Departing attorneys also have the option of purchasing their own extended reporting period (“tail”) and should carefully consider doing so, especially if they have reason to believe a predecessor firm may not continue to renew its insurance policy, may dissolve or may not purchase an extended reporting period.
Also, when joining new firms, attorneys should make sure they have a full understanding of the insurance coverage that will be afforded to them under the firm’s current insurance policy and also ensure they are added to the policy in a timely manner, pursuant to the policy conditions, which can vary from carrier to carrier.
It is not unusual for members to break away from a firm to form a new firm, or to completely dissolve a firm and start anew. This is where maintaining prior acts coverage can be problematic. Often, a predecessor firm can be included in the new firm’s insurance policy if the new firm has assumed at least 50 percent of the predecessor firm’s assets and liabilities and if at least 50 percent of the attorneys from the predecessor firm become members of the new, successor firm.
How important is it to get cyber-liability coverage?
Law firms routinely handle highly valuable and sensitive information, but often they do not have the sophisticated security in place that other types of businesses do. Accordingly, their defenses are down and they become easy targets.

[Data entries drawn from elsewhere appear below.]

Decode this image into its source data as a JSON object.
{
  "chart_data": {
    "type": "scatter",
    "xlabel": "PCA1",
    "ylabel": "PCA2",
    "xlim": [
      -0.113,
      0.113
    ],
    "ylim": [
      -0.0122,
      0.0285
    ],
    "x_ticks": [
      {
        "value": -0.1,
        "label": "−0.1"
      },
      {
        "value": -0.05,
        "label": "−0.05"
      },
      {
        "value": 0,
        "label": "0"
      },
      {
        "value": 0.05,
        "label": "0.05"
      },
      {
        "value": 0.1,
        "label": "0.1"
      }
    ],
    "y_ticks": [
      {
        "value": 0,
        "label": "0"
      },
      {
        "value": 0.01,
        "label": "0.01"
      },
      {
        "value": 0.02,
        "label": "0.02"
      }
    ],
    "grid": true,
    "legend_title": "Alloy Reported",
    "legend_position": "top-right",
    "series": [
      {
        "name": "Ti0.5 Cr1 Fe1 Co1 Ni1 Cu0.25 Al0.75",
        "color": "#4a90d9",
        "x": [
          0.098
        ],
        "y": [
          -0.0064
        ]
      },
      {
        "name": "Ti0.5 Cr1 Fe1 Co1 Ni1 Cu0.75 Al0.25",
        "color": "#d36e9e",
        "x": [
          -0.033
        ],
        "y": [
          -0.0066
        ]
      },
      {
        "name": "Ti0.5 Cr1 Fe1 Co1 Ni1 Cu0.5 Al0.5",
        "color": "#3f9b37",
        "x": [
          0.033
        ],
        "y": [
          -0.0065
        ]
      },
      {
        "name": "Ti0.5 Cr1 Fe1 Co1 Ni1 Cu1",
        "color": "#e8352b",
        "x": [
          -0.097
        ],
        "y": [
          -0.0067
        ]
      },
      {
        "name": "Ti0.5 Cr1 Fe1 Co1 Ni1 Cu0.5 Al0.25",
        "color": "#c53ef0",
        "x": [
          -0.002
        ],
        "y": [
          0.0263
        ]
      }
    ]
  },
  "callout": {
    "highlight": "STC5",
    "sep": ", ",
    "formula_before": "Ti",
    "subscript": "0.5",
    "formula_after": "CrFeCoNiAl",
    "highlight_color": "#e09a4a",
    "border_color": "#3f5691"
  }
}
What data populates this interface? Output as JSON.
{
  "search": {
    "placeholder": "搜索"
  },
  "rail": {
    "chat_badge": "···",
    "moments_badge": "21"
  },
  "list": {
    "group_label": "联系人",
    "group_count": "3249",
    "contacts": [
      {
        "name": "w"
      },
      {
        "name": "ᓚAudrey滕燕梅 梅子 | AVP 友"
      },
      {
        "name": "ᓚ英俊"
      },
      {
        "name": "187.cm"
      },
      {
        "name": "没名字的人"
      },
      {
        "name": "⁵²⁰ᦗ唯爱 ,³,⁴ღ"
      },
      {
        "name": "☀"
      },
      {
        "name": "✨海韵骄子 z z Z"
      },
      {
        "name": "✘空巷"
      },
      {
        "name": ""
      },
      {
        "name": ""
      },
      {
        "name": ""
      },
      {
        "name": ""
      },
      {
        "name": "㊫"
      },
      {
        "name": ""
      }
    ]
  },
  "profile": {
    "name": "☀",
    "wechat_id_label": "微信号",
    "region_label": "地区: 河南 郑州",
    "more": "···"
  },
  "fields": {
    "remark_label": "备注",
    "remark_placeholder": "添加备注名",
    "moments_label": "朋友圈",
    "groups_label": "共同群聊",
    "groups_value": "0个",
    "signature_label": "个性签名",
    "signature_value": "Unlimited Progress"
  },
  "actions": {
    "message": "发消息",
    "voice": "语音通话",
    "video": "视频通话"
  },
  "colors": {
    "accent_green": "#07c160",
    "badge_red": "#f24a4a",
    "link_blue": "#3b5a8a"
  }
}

Lack of knowledge and awareness about the cyber risks and the potential impact of an event has kept many firm managers from purchasing a cyber-liability insurance policy. Many believe they have adequate coverage for cyber risks under their firm’s current insurance policies. However, other policy types with add-on endorsements often offer only a minimal amount of cyber coverage compared to a dedicated cyber-liability insurance policy.
I highly recommend that lawyers work with their insurance agent to review their current insurance coverages to understand what cyber insurance coverage they may (or may not) have and to identify any gaps in coverage.